Los huevos se pueden adquirir durante todo el año a un precio asequible, por lo que constituyen un alimento muy popular en todos los hogares. A la hora de la compra conviene comprobar la fecha de envasado, que estén enteros, y que el tamaño, que debe figurar en el envase, sea el adecuado al uso que se les vaya a dar. Nunca se deben adquirir los huevos con la cáscara rota, con restos de heces o plumas, y es importante comprobar la fecha de caducidad que figura en el envase, ya que este alimento pierde cualidades con el paso del tiempo. Los huevos no necesitan unas condiciones especiales de conservación. En el frigorífico, los huevos frescos se pueden mantener en buenas condiciones durante 7-10 días.

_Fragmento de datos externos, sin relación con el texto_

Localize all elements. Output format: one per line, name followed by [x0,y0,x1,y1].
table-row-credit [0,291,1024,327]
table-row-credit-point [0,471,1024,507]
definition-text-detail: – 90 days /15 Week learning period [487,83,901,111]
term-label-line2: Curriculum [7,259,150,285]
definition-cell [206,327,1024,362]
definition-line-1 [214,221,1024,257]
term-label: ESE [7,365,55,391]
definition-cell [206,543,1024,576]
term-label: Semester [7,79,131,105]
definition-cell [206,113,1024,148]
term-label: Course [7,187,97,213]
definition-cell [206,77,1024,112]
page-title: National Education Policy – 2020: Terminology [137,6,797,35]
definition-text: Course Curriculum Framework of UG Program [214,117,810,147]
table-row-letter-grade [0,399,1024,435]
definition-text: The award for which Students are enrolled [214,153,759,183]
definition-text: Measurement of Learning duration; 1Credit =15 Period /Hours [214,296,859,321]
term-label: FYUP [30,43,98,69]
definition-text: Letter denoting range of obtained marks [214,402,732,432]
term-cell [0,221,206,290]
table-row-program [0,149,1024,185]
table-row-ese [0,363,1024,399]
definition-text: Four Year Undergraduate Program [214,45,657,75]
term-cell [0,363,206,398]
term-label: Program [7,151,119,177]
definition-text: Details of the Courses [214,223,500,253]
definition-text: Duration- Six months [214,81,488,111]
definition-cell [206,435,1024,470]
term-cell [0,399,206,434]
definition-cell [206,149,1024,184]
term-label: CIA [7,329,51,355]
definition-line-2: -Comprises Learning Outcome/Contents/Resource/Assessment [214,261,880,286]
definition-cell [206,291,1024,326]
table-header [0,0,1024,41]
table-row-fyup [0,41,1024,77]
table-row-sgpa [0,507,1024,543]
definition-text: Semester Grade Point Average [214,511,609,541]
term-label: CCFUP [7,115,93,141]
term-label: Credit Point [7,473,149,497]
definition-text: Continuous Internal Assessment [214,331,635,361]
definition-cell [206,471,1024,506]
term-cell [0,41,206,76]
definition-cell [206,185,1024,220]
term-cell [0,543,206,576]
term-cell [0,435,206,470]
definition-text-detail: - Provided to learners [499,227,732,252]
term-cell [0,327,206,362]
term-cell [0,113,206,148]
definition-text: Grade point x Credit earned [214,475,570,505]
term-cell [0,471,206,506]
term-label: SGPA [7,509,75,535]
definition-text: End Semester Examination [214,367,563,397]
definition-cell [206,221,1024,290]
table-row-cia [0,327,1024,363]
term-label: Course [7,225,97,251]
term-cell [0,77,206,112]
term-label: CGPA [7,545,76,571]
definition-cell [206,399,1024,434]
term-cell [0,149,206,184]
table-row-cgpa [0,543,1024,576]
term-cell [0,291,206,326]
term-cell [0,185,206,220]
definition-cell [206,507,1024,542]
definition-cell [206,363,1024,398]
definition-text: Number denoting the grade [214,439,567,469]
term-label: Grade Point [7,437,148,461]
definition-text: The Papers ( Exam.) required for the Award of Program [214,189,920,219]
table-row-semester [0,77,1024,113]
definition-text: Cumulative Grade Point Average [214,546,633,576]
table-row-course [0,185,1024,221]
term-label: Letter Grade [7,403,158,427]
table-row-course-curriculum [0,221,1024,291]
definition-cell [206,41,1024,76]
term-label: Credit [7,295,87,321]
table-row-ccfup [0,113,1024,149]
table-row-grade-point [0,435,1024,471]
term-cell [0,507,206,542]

Aunque muchos frigoríficos vienen equipados con bandejas en la puerta para los huevos, es preferible conservarlos en la parte principal del refrigerador. Absorben fácilmente olores, por lo que conviene separarlos de otros alimentos, como pescados y frutas. Se recomienda conservar los huevos con el extremo puntiagudo hacia abajo; así se consigue que la yema quede en el centro, lejos de la bolsa de aire que se sitúa en el extremo opuesto. Se desaconseja conservarlos lavados, ya que se eliminaría la capa superficial protectora que presentan (cutícula) y que impide la entrada de microorganismos, entre ellos las salmonelas. Si no cabe otra posibilidad, los huevos se pueden mantener también a temperatura ambiente, aunque en este caso el tiempo de conservación disminuye considerablemente. Son alimentos que admiten bien la congelación, aunque siempre batidos y, en función del empleo esperado, con una pizca de sal o de azúcar añadida. Una vez cocidos, se pueden conservar durante 4 días en refrigeración.

Trucos para comprobar la frescura de un huevo:

Los huevos frescos se hunden en un vaso de agua salada. A medida que pasan los días, se va evaporando parte del agua que contienen por los poros de su cáscara. Esto hace que aumente la cámara de aire que hay en el interior y flotan más. Una vez rota la cáscara, es la posición de la yema y de la clara del huevo la que indique si el producto es fresco. La yema de un huevo fresco es densa, bien centrada en la clara y abombada, quedando compacta al freír o escalfar. Con el paso del tiempo, esta yema queda menos globosa y se desplaza a un lado.